How to use return_direct=True correctly in tools and control message appending behavior in LangGraph?

Hi everyone,

I’m trying to better understand how to use the return_direct=True option in LangGraph tools, especially when using them inside a ToolNode.

What I’m doing

  • I have several tools defined with @tool(return_direct=True).

  • These tools are used inside a ToolNode in my agent graph.

  • However, when the graph executes, I still see AI messages being generated after those tools run, even though I expected the tool output to be returned directly and stop message generation.

The issue

Some of my tools return very large results (e.g., get_all_products with full product details), and I don’t want those outputs:

  • To be added to the state messages, or

  • To trigger an extra AI message that just repeats the same tool output.

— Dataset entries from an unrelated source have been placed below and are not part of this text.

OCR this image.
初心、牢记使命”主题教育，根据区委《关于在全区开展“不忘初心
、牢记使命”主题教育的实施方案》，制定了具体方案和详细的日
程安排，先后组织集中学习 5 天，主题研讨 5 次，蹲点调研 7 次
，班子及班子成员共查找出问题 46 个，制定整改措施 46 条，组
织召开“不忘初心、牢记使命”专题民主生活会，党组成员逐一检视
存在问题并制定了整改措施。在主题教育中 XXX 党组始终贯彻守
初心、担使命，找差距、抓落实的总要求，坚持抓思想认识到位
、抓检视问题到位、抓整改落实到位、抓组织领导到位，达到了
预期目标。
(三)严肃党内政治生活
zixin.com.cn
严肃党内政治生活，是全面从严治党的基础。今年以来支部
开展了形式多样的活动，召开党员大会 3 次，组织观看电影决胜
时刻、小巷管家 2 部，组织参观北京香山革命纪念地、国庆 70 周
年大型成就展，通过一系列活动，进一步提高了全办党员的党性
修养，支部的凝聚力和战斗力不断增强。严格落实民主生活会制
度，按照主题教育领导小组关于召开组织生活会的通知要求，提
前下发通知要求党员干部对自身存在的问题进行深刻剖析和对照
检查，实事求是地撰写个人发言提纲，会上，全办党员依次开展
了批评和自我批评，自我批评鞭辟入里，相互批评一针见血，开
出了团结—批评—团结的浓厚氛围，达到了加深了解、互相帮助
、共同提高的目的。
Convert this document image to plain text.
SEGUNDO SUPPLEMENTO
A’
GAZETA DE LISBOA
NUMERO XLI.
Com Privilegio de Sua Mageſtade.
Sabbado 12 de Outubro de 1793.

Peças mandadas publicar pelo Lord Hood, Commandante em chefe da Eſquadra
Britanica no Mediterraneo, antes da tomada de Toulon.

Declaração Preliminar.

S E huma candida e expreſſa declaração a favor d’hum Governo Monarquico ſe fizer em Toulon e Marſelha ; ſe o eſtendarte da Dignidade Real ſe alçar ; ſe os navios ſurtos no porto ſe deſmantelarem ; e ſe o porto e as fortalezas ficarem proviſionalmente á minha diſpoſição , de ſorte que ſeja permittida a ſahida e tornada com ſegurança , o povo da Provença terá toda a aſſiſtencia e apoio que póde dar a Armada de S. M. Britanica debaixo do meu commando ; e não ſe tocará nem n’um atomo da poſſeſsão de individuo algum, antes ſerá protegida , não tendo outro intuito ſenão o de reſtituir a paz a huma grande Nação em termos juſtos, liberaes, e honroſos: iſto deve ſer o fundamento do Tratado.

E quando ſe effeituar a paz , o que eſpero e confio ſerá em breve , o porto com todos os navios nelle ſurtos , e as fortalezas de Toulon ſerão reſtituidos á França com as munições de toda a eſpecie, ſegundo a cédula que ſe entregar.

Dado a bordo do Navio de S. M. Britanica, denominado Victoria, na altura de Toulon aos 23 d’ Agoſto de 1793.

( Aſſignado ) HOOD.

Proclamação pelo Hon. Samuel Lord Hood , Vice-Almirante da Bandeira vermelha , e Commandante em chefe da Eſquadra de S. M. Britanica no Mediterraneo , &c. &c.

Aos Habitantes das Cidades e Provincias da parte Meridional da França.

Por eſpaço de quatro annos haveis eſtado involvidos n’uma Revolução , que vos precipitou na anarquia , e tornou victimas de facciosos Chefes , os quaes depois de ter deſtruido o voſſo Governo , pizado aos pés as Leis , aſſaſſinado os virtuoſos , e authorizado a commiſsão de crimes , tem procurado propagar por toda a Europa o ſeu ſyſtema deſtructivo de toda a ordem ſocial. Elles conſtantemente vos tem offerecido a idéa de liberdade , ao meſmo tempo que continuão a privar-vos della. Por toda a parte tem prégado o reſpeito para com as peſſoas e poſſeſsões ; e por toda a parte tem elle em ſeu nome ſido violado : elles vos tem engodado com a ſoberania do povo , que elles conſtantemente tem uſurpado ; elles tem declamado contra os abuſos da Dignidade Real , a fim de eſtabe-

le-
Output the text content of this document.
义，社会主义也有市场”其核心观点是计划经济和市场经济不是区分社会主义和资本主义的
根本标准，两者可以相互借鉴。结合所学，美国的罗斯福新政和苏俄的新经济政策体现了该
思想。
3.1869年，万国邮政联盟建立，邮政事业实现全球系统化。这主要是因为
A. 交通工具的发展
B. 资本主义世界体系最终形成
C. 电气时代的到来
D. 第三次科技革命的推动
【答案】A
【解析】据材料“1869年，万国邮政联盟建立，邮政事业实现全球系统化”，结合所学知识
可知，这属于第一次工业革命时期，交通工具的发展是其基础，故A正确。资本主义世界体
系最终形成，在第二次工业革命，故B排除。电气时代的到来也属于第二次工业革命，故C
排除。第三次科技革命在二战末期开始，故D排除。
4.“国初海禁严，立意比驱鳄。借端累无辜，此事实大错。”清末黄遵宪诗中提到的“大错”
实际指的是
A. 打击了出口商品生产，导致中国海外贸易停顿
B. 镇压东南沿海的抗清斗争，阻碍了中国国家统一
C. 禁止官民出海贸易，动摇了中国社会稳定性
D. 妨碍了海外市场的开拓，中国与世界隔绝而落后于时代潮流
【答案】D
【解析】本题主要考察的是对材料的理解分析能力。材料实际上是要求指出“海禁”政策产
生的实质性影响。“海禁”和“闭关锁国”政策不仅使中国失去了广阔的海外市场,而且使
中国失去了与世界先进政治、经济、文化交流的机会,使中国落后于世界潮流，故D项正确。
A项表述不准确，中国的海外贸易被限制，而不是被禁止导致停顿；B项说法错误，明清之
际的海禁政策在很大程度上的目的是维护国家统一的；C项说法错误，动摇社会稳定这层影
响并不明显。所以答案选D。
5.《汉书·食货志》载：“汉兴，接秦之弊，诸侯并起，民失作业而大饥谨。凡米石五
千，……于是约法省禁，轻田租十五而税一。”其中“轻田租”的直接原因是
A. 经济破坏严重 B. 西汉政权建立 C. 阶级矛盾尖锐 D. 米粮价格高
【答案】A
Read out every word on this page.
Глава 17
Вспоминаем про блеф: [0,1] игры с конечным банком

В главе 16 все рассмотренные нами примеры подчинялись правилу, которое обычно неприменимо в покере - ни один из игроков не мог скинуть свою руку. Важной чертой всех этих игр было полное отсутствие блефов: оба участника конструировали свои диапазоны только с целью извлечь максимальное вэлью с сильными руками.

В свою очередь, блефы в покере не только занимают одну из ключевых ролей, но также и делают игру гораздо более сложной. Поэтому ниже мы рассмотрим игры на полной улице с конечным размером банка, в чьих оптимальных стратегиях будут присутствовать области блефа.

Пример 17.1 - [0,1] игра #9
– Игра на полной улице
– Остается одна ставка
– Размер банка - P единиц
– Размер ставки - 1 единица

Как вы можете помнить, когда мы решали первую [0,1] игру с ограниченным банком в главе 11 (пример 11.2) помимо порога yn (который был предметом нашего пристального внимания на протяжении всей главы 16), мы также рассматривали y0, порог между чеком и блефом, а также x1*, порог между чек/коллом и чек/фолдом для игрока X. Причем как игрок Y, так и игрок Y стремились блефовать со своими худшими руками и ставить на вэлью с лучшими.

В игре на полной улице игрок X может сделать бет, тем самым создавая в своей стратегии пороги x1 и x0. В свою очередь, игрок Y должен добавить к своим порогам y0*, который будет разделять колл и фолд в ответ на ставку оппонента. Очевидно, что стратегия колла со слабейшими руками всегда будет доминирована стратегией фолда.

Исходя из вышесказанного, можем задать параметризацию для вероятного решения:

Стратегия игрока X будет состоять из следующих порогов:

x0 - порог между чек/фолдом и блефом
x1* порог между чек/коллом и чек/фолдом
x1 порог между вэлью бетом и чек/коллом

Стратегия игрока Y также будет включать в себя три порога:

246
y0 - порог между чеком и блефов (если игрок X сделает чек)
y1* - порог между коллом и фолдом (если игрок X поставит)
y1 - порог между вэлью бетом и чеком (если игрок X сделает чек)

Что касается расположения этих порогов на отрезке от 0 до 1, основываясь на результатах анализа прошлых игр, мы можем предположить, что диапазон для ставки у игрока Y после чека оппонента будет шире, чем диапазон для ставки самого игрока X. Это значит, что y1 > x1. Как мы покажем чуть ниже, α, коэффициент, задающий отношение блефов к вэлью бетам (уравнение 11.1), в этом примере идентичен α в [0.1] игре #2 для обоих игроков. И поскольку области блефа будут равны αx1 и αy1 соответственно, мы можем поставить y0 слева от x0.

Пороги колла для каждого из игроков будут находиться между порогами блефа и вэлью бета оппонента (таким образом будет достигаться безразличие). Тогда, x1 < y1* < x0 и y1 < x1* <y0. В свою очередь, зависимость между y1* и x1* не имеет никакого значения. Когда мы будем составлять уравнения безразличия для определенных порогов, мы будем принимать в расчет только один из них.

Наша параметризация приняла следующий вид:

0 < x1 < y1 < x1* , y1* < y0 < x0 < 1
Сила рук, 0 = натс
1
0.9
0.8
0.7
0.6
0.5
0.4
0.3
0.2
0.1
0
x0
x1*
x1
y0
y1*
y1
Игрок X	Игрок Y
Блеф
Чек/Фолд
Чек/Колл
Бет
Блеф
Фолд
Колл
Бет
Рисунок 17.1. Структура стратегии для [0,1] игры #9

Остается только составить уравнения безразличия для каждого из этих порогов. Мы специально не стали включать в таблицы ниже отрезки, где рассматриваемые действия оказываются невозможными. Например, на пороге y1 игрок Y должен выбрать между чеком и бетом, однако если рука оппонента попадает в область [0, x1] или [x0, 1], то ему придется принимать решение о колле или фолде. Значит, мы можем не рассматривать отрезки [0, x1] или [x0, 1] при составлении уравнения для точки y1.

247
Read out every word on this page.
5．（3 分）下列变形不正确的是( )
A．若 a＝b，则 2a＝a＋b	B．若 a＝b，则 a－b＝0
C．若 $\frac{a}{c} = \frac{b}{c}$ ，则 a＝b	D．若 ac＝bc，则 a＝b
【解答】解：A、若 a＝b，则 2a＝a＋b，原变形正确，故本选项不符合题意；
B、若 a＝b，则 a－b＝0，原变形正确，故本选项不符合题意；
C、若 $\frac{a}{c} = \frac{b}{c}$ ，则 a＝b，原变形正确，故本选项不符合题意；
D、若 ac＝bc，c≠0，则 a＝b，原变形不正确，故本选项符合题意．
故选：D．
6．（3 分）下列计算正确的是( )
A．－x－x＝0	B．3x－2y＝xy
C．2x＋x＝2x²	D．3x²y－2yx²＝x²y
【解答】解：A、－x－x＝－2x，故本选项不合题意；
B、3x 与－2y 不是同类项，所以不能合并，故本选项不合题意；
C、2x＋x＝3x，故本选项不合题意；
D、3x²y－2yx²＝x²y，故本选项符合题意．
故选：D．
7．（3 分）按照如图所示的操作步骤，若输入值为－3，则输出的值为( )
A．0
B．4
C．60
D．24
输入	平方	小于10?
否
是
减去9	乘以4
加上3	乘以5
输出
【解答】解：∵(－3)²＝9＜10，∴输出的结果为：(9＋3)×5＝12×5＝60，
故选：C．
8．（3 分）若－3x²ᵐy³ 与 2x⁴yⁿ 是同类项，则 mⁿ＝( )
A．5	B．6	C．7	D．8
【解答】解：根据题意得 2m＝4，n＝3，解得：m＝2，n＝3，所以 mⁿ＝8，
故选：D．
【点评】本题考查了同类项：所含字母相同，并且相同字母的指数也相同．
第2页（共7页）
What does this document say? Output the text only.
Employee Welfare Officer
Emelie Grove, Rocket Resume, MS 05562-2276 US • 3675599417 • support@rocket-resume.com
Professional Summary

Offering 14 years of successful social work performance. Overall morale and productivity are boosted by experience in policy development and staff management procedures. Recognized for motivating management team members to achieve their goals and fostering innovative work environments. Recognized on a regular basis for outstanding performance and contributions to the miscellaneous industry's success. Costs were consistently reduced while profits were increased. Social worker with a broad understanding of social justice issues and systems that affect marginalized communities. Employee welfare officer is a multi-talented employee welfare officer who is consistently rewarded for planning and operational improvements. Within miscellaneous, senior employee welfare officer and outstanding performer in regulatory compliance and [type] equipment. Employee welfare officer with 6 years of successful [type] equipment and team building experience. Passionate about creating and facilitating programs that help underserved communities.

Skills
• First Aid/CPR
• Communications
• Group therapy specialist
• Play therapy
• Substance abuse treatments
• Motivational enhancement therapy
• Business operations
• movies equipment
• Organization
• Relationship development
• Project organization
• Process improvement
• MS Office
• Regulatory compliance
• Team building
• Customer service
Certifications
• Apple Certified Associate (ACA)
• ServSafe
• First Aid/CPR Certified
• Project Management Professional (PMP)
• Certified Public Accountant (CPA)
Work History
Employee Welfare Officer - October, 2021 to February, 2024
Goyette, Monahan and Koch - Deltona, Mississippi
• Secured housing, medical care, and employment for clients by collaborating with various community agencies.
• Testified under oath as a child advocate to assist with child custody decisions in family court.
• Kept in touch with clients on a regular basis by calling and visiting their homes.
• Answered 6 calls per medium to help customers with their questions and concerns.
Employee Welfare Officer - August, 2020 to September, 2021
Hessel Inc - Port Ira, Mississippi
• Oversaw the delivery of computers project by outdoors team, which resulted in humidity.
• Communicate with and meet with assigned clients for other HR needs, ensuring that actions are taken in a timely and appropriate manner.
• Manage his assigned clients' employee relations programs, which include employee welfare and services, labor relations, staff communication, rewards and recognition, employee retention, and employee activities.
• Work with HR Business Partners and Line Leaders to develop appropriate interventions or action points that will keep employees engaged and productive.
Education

On the other hand, I have some tools where I do want the results appended to the state (for context), but still don’t want an AI message generated afterward.

What I know

I understand I could create a router node to detect specific tool names and handle this behavior manually (deciding when to return directly or not).
However, I’d prefer to keep using ToolNode for its built-in advantages and simplicity.

My questions

  1. How can I make return_direct=True actually prevent AI message generation after tool execution when using ToolNode?

  2. Is there a way to handle mixed behavior — for example:

    • Some tools return directly (display result only, no state append),

    • Some tools append their output to the state but skip the AI message?

Any examples or best practices for handling this pattern would be greatly appreciated!


Hi @rasoul111000

I’m not sure if this is what you’re looking for, but here’s my attempt:


================================ Human Message =================================

Add 3 and 4.
================================== Ai Message ==================================
Tool Calls:
add (2a3d7d85-7a0b-4f88-9e55-83dafba55a9b)
Call ID: 2a3d7d85-7a0b-4f88-9e55-83dafba55a9b
Args:
a: 3
b: 4
================================= Tool Message =================================
Name: add

7

I modified the quickstart example by adding an edge from tool_node to END.

# Step 1: Define tools and model

from langchain.tools import tool
from langchain.chat_models import init_chat_model


model = init_chat_model(
    "ollama:qwen3",
    temperature=0
)


from langgraph.prebuilt.tool_node import ToolNode
from langchain_core.tools import tool

@tool
def add(a: int, b: int) -> int:
    """Add two numbers."""
    return a + b

tool_node = ToolNode([add])



# Augment the LLM with tools
model_with_tools = model.bind_tools([add])
# Step 2: Define state

from langchain.messages import AnyMessage
from typing_extensions import TypedDict, Annotated
import operator


class MessagesState(TypedDict):
    messages: Annotated[list[AnyMessage], operator.add]
    llm_calls: int

# Step 3: Define model node
from langchain.messages import SystemMessage


def llm_call(state: dict):
    """LLM decides whether to call a tool or not"""

    return {
        "messages": [
            model_with_tools.invoke(
                [
                    SystemMessage(
                        content="You are a helpful assistant tasked with performing arithmetic on a set of inputs."
                    )
                ]
                + state["messages"]
            )
        ],
        "llm_calls": state.get('llm_calls', 0) + 1
    }


# Step 4: Define tool node

from langchain.messages import ToolMessage




# Step 5: Define logic to determine whether to end

from typing import Literal
from langgraph.graph import StateGraph, START, END


# Conditional edge function to route to the tool node or end based upon whether the LLM made a tool call
def should_continue(state: MessagesState) -> Literal["tool_node", END]:
    """Decide if we should continue the loop or stop based upon whether the LLM made a tool call"""

    messages = state["messages"]
    last_message = messages[-1]

    # If the LLM makes a tool call, then perform an action
    if last_message.tool_calls:
        return "tool_node"

    # Otherwise, we stop (reply to the user)
    return END

# Step 6: Build agent

# Build workflow
agent_builder = StateGraph(MessagesState)

# Add nodes
agent_builder.add_node("llm_call", llm_call)
agent_builder.add_node("tool_node", tool_node)


# Add edges to connect nodes
agent_builder.add_edge(START, "llm_call")
agent_builder.add_conditional_edges(
    "llm_call",
    should_continue,
    ["tool_node", END]
)

agent_builder.add_edge("tool_node", END)
# Compile the agent
agent = agent_builder.compile()



# Invoke
from langchain.messages import HumanMessage
messages = [HumanMessage(content="Add 3 and 4.")]
messages = agent.invoke({"messages": messages})
for m in messages["messages"]:
    m.pretty_print()

If this isn’t what you meant, could you please share your code so we can understand better?